I believe you may be on to something with your approach, but materials do not get automatic access to everything in the deferred rendering pass. The flow is more going the other way.

It may be possible but I am not sure. There is another thread around here where somebody added code access to skeletal mesh pre-skinned vert positions by passing it to the shaders. Maybe you can use some of that as something to try. But it may not be so simple but I will ping Brian to check it out.

Hey Brian suggested this:

Try placing a Scene Texture node somewhere in your material node network. You can multiply it down to something almost nonexistent like *0.00001 and then add it to any input as long as its plugged in. That flips a switch to pass more gbuffer access to the material.

You will need to make sure the project setting to “support accurate velocities for vertex deformation” as well. Not sure if this will work but it may.

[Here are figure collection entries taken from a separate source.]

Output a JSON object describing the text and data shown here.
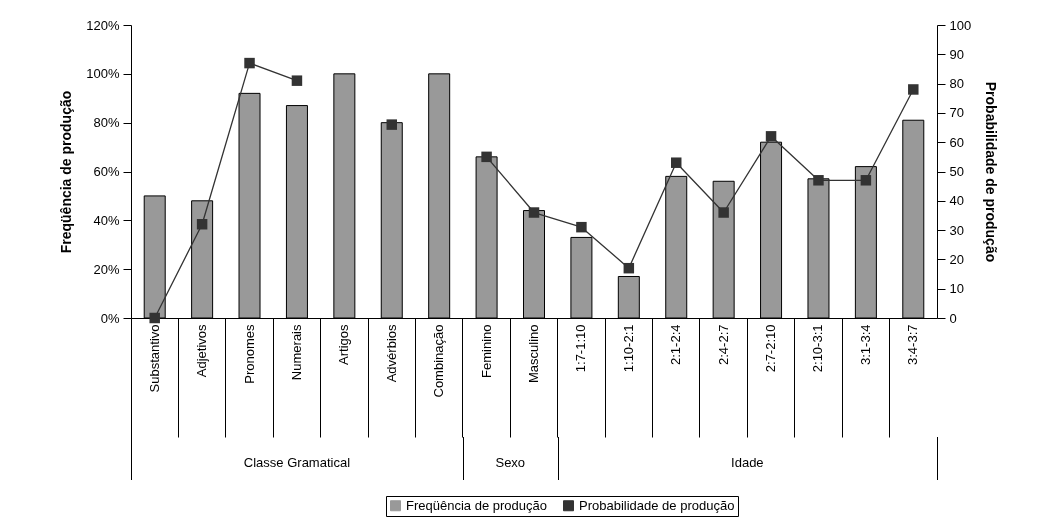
{
  "chart_data": {
    "type": "bar",
    "categories": [
      "Substantivo",
      "Adjetivos",
      "Pronomes",
      "Numerais",
      "Artigos",
      "Advérbios",
      "Combinação",
      "Feminino",
      "Masculino",
      "1:7-1:10",
      "1:10-2:1",
      "2:1-2:4",
      "2:4-2:7",
      "2:7-2:10",
      "2:10-3:1",
      "3:1-3:4",
      "3:4-3:7"
    ],
    "series": [
      {
        "name": "Freqüência de produção",
        "color": "#999999",
        "values": [
          50,
          48,
          92,
          87,
          100,
          80,
          100,
          66,
          44,
          33,
          17,
          58,
          56,
          72,
          57,
          62,
          81
        ]
      },
      {
        "name": "Probabilidade de produção",
        "type": "line",
        "axis": "y2",
        "color": "#333333",
        "values": [
          0,
          32,
          87,
          81,
          null,
          66,
          null,
          55,
          36,
          31,
          17,
          53,
          36,
          62,
          47,
          47,
          78
        ]
      }
    ],
    "ylabel": "Freqüência de produção",
    "y2label": "Probabilidade de produção",
    "ylim": [
      0,
      120
    ],
    "yticks": [
      {
        "value": 0,
        "label": "0%"
      },
      {
        "value": 20,
        "label": "20%"
      },
      {
        "value": 40,
        "label": "40%"
      },
      {
        "value": 60,
        "label": "60%"
      },
      {
        "value": 80,
        "label": "80%"
      },
      {
        "value": 100,
        "label": "100%"
      },
      {
        "value": 120,
        "label": "120%"
      }
    ],
    "y2lim": [
      0,
      100
    ],
    "y2ticks": [
      0,
      10,
      20,
      30,
      40,
      50,
      60,
      70,
      80,
      90,
      100
    ],
    "annotations": [
      "Classe Gramatical",
      "Sexo",
      "Idade"
    ],
    "legend": "bottom",
    "marker": "square",
    "grid": false
  }
}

Is this what you are talking about?

Its seems to recognize the functions now, or maybe a new error is preventing the compiler from reaching that error.

New error codes:
Error [SM5] (Node SceneTexture) Coercion failed: MaterialFloat3 Local0 = TransformViewVectorToWorld(MaterialFloat3(0.00000000,0.00000000,1.00000000));
: float3 -> float2
Error [SM5] SceneTexture expressions cannot be used in opaque materials

p.s. I turned accurate velocities on in the project setting.

Your material will always have to be translucent in order to read any of the gbuffer stuff including scene texture.

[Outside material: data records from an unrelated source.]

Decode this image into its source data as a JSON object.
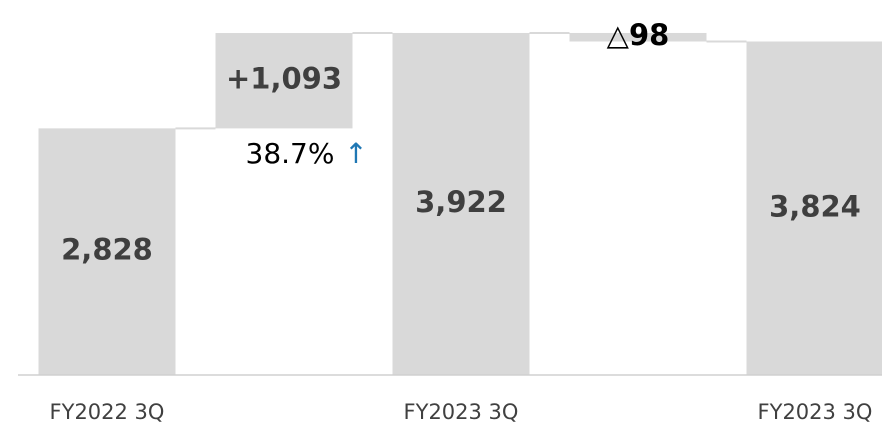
{
  "chart_data": {
    "type": "waterfall",
    "categories": [
      "FY2022 3Q",
      null,
      "FY2023 3Q",
      null,
      "FY2023 3Q"
    ],
    "measure": [
      "absolute",
      "relative",
      "absolute",
      "relative",
      "absolute"
    ],
    "values": [
      2828,
      1093,
      3922,
      -98,
      3824
    ],
    "value_labels": [
      "2,828",
      "+1,093",
      "3,922",
      "△98",
      "3,824"
    ],
    "color": "#d9d9d9",
    "ylim": [
      0,
      4300
    ],
    "annotations": [
      {
        "text": "38.7%",
        "color": "#000000"
      },
      {
        "text": "↑",
        "color": "#1f77b4"
      }
    ]
  }
}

The other error is you are trying to use a 3d vector to specify the 2 coordinate UVs for the scene texture. That should just be screenposition there.

My code is compiling and I have no errors but I am only getting 0’s/black screen for the output.

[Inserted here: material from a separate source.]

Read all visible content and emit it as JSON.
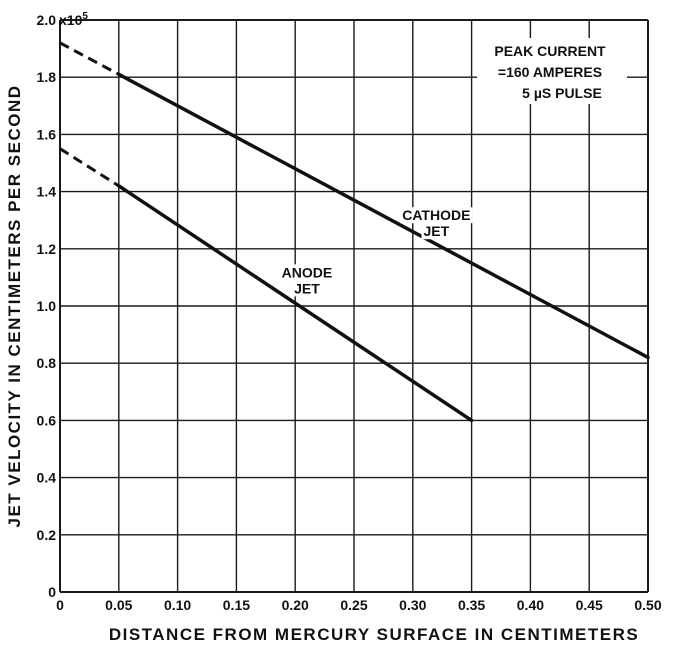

I noticed in DeferredShadingCommon.usf, that it will only write to velocity to GBuffer if WRITES_VELOCITY_TO_GBUFFER is enabled. How do I make sure that setting is enabled?

That is under project settings -> rendering, called “support accurate velocities for vertex deformation”. Turn it on.

And yes my bad I meant translucent or post process materials. The log saying opaque threw me, that warning could be improved.

Ok I had “support accurate velocities for vertex deformation” enabled, can you think of any other reason why I am not getting any useful output?

Maybe you have no dynamic moving objects?

The gbuffer velocity channel only include dynamic objects that have motion. Static world motion (which only blurs when camera moves) is calculated using some math involving previous camera transform. You’d have to calculate that part manually currently. Doesn’t seem terribly crazy but maybe a bit tricky.